This landmark paper set out the case for a rigorous classification of creative industries and occupations that became the basis for the creative industry statistics of the UK’s Department of Culture, Media and Sport (DCMS), which has since become a world standard. It resulted from a collaboration between Hasan Bakhshi of the UK think tank NESTA, Alan Freeman at the Greater London Authority, and Peter Higgs of Queensland University of Technology.
It argued that despite its strengths, the DCMS classification system, dating back to 1999, contained inconsistencies which had to be addressed to make it fully fit for purpose. It presented an improved methodology which retained the strengths of the DCMS’s approach while addressing its deficiencies. Its focus was creative intensity: the proportion of total employment within an industry that is engaged in creative occupations.
Using the list of occupations which DCMS treats as ‘creative’, the intensity of the industries it defines as creative falls within a narrow range – with only minor exceptions – that is on average over 25 times greater than in the rest of the economy. This is a defining characteristic of such industries. However, DCMS’s choice of industries excluded important codes with high creative intensity that account for large amounts of employment.
In addition, DCMS’s choice of occupations was itself open to question, because the criteria by which they were classified as ‘creative’ was not clear. The paper proposed a rigorous method for determining which occupations are creative, scoring all occupations against a ‘grid’ of five theoretically grounded criteria. The core concept that this grid articulates is that of ‘non-mechanical’ labour – labour that cannot be replaced by a machine.
The paper then proposed a fully consistent classification by using these occupations to identify, on grounds of creative intensity, those industries that appeared inappropriately included and excluded in the DCMS industrial classification (the ‘baseline’). We conducted a sensitivity analysis to show that this classification lays the basis for a robust and consistent selection of industry codes. This accords with the reality, which should be squarely faced, that uncertainty is a defining feature of emergent areas subject to persistent structural change like the creative industries, and should be dealt with in a systematic way.
Our baseline classification suggested that the DCMS inappropriately excluded a large (and growing) software-related segment of the creative industries. We argued that significant numbers of new digital creative businesses in fact reside within this segment, reflecting an increasingly tight interconnection between content production and its digital interface.
Our estimates showed that creative economy employment had become a highly significant and growing component of the workforce as a whole, accounting for 8.7 per cent of it by 2010 as compared with 8.4 per cent in 2004. They also confirm a feature of DCMS’s estimates been documented in previous Nesta research: the majority of creative workers are employed outside the creative industries in the wider creative economy; this part of the creative workforce has grown particularly strongly, rising by 10.6 per cent between 2004 and 2010.
Our work showed that the creative industries do not rely, either wholly or mainly, on traditional content or ICT activities alone. Rather, a new economic phenomenon has emerged characterised by a parallel application, within single industries, of ICT and other creative skills together. This strongly suggests that any attempt to separate ICT from other creative work or to reduce the creative industries either to an offshoot of content production, or for that matter a branch of the software industry, will not succeed.
Thus our sensitivity analysis included, among other possible variants, the impact of removing the main software occupation codes from the list considered to be creative occupations. Even after this is done, software industries employing large numbers of people emerge as intensive users of the remaining creative occupations. On this alternative scenario, the software-related industries still contribute 213,000 jobs to the creative industries. The non– software creative industries are also very important employers of ICT labour.

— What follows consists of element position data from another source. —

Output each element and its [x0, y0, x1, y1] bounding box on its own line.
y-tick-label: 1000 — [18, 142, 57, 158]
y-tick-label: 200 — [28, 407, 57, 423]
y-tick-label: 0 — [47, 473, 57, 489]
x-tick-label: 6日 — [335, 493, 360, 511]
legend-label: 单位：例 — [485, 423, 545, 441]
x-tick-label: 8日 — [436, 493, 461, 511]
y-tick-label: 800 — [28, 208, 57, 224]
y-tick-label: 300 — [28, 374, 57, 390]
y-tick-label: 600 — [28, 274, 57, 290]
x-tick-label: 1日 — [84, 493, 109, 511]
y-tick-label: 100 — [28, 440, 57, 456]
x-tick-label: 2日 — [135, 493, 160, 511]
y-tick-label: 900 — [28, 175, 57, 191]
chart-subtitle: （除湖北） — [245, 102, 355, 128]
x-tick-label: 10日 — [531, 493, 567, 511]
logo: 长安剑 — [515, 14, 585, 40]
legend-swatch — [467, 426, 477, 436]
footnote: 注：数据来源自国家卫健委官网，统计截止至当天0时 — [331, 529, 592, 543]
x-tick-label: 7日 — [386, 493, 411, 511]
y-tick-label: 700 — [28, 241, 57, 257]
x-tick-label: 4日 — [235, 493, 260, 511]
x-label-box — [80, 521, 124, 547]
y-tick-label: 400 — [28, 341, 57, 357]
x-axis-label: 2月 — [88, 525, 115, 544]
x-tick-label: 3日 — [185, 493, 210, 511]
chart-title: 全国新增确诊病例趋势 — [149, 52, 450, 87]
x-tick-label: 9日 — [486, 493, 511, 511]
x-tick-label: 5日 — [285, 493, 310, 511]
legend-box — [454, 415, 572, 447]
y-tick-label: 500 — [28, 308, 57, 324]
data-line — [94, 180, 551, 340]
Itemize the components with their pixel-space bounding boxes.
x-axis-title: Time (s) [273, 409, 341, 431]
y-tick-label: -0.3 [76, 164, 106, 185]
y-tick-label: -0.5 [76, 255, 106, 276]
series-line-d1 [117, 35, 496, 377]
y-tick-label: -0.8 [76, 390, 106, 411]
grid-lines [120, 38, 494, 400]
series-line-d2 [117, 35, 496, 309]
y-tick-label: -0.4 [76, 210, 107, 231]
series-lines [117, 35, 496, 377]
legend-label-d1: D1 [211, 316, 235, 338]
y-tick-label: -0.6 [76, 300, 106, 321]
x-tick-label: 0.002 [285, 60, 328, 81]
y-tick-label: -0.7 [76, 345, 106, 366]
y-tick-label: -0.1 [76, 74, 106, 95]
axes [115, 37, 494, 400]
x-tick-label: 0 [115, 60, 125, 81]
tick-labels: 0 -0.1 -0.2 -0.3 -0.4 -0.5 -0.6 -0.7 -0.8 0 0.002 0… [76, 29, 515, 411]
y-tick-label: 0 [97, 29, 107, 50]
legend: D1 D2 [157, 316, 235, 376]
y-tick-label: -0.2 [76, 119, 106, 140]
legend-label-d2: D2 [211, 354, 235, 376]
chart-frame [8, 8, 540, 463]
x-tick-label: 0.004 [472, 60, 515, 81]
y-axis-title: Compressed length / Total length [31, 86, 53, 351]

We described our approach as a ‘dynamic’ mapping because a systematic method for identifying the ‘most creative’ industries produces a classification that does not over¬react to small fluctuations in the underlying data, but can respond to structural economic changes. Intensity data can be used to compare like with like over time. We thus derived a robust estimate of growth of creative economy employment which, between 2004 and 2010, rose by 6.8 per cent – more than five times the growth rate of the non-creative workforce, measured on a comparable basis. In 2010, almost 2.5 million were employed in the UK’s creative economy, of which 1.3 million worked in the creative industries.